Azniv Korkejian is having a busy year.
The singer and songwriter who lives in the Los Angeles neighborhood of Echo Park goes by the stage name Bedouine, a “Gallicized riff on the wanderer or nomad” — which is as good a name as any for her lovely, free-floating songs that recall classic ’70s country folk with a touch of Leonard Cohen and low-key bossa nova.
Bedouine, 33, appeared this year with a charming self-titled debut album released by Richmond’s own Spacebomb label and featuring help from friends such as guitarist Smokey Hormel (Tom Waits and Beck) and producer and bassist Gus Seyffert (Nora Jones).
“I think my natural register is pretty low,” she says by phone from rainy London where she’s on tour. “I feel like I’m channeling some kind of strength there, not only vocally but emotionally. It feels more forceful.”
Having played a show last night, today she’s running around, first for a BBC radio appearance then for interviews and to find a place to do laundry. Tomorrow she’ll take a train to meet Richmond artist, Matthew E. White, founder of Spacebomb, to tour with him for another few weeks.
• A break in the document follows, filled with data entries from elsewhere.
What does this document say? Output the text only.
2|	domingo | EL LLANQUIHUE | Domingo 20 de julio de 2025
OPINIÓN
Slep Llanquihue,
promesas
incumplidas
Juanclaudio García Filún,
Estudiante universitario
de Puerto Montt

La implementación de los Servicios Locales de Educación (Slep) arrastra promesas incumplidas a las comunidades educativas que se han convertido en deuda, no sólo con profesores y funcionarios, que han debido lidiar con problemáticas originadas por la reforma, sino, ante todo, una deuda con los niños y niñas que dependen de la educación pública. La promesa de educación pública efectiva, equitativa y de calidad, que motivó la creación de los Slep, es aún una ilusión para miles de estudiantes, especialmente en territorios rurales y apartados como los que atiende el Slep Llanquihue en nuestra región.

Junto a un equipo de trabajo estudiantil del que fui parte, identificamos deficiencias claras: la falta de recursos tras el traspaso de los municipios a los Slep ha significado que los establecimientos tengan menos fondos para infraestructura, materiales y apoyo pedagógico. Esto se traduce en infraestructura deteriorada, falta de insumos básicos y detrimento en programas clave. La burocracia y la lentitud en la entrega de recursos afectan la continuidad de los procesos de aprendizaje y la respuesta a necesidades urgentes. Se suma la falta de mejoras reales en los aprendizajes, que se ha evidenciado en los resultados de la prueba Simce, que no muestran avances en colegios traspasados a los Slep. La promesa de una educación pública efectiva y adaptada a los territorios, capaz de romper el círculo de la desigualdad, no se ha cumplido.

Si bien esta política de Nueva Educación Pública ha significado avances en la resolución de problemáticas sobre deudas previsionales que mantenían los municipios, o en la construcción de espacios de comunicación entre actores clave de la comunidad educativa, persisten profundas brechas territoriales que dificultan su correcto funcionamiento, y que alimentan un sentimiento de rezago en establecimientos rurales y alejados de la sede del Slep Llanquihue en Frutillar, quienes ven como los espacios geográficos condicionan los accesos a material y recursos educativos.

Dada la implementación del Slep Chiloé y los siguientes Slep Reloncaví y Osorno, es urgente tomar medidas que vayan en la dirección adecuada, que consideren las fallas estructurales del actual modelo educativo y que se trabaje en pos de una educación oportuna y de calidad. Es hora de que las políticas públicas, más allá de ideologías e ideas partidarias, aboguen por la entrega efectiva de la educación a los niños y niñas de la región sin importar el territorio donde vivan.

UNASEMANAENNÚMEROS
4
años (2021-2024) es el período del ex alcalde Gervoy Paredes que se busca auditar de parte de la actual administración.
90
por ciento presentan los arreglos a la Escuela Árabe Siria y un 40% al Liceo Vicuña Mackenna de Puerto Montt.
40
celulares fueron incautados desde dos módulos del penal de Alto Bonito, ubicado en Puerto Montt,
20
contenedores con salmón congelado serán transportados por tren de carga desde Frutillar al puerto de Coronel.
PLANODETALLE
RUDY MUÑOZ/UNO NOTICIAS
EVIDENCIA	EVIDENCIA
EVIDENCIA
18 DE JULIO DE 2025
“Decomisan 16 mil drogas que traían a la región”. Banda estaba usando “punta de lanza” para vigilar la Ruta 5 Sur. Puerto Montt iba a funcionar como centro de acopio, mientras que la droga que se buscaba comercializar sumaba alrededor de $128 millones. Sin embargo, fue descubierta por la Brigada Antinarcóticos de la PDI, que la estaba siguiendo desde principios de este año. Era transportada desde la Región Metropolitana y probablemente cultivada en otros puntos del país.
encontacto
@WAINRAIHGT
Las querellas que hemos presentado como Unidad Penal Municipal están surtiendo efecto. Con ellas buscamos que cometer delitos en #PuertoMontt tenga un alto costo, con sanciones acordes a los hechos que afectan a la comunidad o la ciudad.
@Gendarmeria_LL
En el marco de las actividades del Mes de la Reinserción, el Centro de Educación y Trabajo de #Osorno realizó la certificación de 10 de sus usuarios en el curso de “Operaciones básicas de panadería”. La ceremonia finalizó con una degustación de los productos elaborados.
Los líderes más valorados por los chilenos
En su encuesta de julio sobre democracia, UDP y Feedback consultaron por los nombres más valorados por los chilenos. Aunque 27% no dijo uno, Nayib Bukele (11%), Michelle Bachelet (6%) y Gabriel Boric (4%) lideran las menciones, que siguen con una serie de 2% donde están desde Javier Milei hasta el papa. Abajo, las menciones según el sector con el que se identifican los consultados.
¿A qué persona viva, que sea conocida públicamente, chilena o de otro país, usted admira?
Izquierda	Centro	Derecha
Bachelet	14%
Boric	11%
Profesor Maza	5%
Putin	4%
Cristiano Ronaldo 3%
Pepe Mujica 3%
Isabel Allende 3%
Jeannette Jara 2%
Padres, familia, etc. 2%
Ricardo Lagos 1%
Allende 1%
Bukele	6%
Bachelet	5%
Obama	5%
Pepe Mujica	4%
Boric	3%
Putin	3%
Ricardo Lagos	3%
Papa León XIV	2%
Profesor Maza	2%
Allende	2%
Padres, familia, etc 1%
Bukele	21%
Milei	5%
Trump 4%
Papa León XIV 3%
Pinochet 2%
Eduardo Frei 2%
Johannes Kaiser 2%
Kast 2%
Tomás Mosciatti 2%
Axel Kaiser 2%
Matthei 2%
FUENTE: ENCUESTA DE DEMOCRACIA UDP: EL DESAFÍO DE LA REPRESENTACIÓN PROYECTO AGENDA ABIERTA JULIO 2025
White and his Spacebomb crew play major roles on the album, handling the subtle arrangements for horns and strings that make the starry-eyed folk tunes feel even more elegant and fleshed out, without intruding. And it all started with a chance meeting in Los Angeles, White recalls, when she introduced herself after a show.
“She asked if she could share some music with me and also asked that I didn’t listen to anything online of hers,” he says, “which I liked a lot — made me think she had a sense of direction to her art.” A couple days later she sent an email to White with a few MP3s. “I remember distinctly putting them on as we drove through the desert and was immediately startled with how good it was. We started corresponding quite a bit, and she just kept on sending great songs, so at that point it wasn’t a hard decision.”
The wandering moniker is apt: Korkejian was born in Aleppo, Syria, to Armenian parents. She spent her youth living in an Americanized compound in Saudi Arabia before her family won the green card lottery and moved to this country in 1995, she says.
After attending Savannah College of Art and Design on a scholarship to study sound design, she moved to Los Angeles where she began editing sound for films such as the romantic comedy, “The Big Sick.” Slowly she started playing her own guitar songs.
She recognized that Spacebomb was special because of its rare attention to “melodic choices” on albums by White and Natalie Prass.
“Even though Natalie’s gets very lush and dynamic, there’s still a simplicity. It’s not a throwback, it’s more than that,” she explains. “I’m not an electronic artist, and it’s hard these days to find a home for your music if you’re not in that mainstream sound.”
She finished the record, choosing songs from a larger reservoir of original material, before bringing it to Spacebomb. She and producer Seyffert traveled to Richmond to oversee the sessions with White and Trey Pollard. “It was unreal. Immediately the string players are sight-reading perfectly. I had to pinch myself,” she recalls. “I couldn’t believe that one of my stripped-down songs I’m used to playing on my guitar could have arrangements that were so lush, the tones and voicings.”
Even though Korkejian was born in Syria, the album isn’t political; most of the songs are about personal relationships, such as the stunning slow ballad “Dusty Eyes” about an infatuation with a date that went south. (“His eyes were striking,” she recalls. “And he knew it.”). But she feels political just by virtue of being human, she says.
“I’m pretty upset at what’s happening [in Syria], but more than anything I try to take personal responsibility with how I live my life,” she says. “There’s a lot of anger right now, and I try to not get ahead of myself emotionally. I think that energy can be used better within our interactions and lifestyles.”
There is one song “Summer Cold” that features a nostalgic snippet of ambient sound recorded on her grandmother’s street in Aleppo.
“It’s like I’m speaking to the country when I say, ‘What have they done to you?'” she says of the lyrics, which were a reaction after she learned of U.S. weapons being placed into hands of the opposition. “By then [the opposition] was laced with 10-plus terrorist groups. It seemed wildly irresponsible. … I think it’s important that Americans realize that propaganda is alive and well, especially on social media. Check your sources.”
When it comes to songwriting, she has a simple motto.
“Someone said to make good art, be alone,” she says. “Who said that? Was it Nikola Tesla? Every once in a while I get down on myself for not journaling, but these songs are essentially journaling for me.” S
Bedouine performs with Howard Ivans at the Capital Ale House Music Hall on Wednesday, Nov. 15, at 8 p.m. $12 to $15.